Keith expects about $100 million in new downtown business construction to be completed in 2014 and estimates that number to grow to as much as $1 billion over the next decade. He said those projections were based on expectations that under-utilized downtown properties would be redeveloped to higher zoning levels.
Pamela A. Crim, director of Cox Business Sales in Southern Arizona, said the company installed 3.25 miles of upgraded fiber optics – roughly the length of 57 football fields – to provide “a new state-of-the-art, high-speed communications highway” to downtown occupants.
“Businesses locating downtown and their customers are very high-tech,” Crim said. “They don’t want any buffering or slow speeds. They want the best technology available – and that is exactly what they are getting.”
Cox began the planning and permitting process for the downtown infrastructure improvements at the beginning of 2013. The company broke ground downtown last summer and completed its infrastructure project in February of this year. Crim said the process – which required a great deal of excavation and trenching work – went incredibly smoothly, largely because of the cooperation provided by the City of Tucson.
“Very early in the process, City Manager Richard Miranda assigned a representative from his office, Andy Squire, as a liaison to work with our construction team to ensure that if we needed guidance we had access to the proper people,” Crim said.
For his part, Squire, an economic development specialist, credited the work of Ernie Duarte, director of the city planning and development services department, and Jonathan Mabry, the city’s historic preservation officer, for the cooperative effort from city government that helped guarantee the success of Cox’s infrastructure efforts downtown.
Miranda expressed appreciation to Cox for its commitment to Tucson. “Pam (Crim) and the Cox business team have been terrific partners,” he said. “Tucson is better positioned to attract technology-driven businesses if we have reliable, scalable telecommunications infrastructure in place – and Cox is helping us expand our business-ready footprint.”
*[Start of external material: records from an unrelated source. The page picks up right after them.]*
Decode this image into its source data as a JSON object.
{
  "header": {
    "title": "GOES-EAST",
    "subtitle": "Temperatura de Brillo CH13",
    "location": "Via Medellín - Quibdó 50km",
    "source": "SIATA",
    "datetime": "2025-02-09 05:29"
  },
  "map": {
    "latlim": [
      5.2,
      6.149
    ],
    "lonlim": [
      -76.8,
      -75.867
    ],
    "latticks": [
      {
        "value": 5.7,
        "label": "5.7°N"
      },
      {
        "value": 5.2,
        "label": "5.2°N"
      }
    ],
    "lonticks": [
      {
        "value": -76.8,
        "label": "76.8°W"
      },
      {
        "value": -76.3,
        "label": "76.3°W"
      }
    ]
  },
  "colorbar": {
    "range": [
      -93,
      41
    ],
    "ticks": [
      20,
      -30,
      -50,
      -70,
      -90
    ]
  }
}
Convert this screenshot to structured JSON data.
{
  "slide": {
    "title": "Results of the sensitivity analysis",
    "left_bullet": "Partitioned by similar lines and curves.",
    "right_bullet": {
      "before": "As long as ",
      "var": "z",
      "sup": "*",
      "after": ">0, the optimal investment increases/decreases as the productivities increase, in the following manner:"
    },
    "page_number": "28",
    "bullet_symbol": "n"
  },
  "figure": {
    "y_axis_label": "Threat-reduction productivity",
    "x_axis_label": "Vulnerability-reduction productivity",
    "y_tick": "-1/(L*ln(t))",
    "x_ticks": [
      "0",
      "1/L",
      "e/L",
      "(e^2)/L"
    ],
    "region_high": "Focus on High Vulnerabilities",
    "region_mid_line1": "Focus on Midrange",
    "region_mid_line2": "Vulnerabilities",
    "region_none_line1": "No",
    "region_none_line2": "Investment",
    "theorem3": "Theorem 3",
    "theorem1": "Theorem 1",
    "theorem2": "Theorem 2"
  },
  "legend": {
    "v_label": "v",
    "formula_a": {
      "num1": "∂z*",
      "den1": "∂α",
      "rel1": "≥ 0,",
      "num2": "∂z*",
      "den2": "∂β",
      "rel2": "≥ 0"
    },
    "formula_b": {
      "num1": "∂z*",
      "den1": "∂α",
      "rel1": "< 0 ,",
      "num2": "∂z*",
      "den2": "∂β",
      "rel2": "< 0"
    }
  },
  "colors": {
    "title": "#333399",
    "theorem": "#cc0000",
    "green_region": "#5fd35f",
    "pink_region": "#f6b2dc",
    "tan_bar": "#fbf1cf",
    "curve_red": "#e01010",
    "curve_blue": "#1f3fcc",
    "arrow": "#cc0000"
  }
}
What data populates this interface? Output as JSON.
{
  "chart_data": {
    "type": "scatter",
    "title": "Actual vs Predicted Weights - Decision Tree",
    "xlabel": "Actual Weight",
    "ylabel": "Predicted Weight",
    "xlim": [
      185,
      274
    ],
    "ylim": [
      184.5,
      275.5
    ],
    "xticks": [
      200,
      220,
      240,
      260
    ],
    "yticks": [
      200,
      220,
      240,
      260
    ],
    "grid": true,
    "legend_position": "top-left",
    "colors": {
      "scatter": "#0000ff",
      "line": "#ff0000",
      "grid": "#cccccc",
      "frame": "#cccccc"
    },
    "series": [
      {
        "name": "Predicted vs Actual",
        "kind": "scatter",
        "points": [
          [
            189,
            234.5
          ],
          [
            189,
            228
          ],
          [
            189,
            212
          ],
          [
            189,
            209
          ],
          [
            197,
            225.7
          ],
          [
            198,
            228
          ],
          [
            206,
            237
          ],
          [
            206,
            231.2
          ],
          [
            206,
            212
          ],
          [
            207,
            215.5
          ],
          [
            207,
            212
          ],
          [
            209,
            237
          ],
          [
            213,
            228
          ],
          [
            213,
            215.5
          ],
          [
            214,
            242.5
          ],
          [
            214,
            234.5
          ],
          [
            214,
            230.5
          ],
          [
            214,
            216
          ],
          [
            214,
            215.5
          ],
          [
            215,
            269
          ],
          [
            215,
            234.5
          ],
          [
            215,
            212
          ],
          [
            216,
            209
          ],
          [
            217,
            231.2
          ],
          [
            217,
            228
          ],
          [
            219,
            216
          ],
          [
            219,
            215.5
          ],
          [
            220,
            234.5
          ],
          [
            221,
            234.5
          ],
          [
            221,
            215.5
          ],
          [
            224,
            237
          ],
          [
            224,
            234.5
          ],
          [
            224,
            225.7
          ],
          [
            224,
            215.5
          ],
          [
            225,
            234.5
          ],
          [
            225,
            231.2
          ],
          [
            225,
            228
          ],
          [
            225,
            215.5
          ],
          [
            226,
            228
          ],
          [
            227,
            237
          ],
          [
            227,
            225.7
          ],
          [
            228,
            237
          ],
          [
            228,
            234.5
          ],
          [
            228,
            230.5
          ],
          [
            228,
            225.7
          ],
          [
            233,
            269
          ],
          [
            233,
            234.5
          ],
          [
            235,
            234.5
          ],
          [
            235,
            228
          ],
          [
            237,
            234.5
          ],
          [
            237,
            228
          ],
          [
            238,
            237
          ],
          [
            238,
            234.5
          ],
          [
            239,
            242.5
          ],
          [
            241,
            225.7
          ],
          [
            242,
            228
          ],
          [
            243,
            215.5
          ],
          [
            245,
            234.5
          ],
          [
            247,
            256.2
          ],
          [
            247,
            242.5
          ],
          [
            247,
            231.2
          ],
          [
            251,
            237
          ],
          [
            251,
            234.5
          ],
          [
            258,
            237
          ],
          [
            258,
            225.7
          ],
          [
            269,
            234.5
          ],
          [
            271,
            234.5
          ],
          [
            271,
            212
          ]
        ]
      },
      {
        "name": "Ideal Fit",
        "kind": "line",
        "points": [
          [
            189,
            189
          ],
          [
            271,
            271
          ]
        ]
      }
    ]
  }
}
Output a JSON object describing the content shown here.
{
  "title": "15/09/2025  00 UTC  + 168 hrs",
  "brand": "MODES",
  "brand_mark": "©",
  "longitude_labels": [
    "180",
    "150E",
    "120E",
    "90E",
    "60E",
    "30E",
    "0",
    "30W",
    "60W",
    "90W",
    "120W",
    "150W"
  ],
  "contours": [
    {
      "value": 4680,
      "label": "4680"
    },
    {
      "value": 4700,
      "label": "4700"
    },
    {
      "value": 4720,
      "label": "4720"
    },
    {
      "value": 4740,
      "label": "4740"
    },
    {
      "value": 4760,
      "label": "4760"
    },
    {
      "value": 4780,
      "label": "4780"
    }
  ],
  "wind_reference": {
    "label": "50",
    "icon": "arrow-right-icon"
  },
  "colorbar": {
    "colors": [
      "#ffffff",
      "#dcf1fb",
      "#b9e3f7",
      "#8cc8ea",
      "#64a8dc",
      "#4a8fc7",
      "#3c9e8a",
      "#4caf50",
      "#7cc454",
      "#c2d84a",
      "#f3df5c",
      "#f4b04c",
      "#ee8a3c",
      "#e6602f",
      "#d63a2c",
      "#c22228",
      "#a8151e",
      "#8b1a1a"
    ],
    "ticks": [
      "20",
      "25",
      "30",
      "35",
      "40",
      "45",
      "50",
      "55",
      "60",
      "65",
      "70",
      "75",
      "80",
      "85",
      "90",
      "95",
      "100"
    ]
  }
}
Southwest Gas and Tucson Electric Power also completed substantial downtown infrastructure upgrades recently.
“Southwest Gas’s work in the downtown area was not done for purely economic development reasons,” said Libby Howell, administrator of corporate communications for the gas utility.
“We needed to relocate our facilities out of the way of the streetcar route. Whenever we are required to do relocation work in any part of town because of a street project, we take the opportunity to upgrade our facilities to current standards and to analyze our system to ensure that our new system design will deliver appropriate capacity to current customers, as well as accommodate some future growth. For example, when we relocated our main along Granada, our system analysis showed us that slightly larger pipe was warranted, due to growing demand on that line,” Howell said.
TEP completed about $20 million in downtown improvements, including connections to the modern streetcar line, relocation of a dozen power poles to create needed space for the streetcar and new lines and transformers for a new high-voltage line from a west-side substation to a downtown substation, said Joseph Barrios, a TEP spokesman.
Lisa Lovallo is Southern Arizona market VP for Cox and a board member and past chair of Downtown Tucson Partnership. She estimated that private business investment over the past five or six years in downtown Tucson is in the neighborhood of $300 million.
“Along with Cox, dozens of businesses have invested more than $280 million in downtown Tucson,” she said. “The immediate and long-term impacts of these investments will position Tucson for stronger job growth and a more prosperous future.”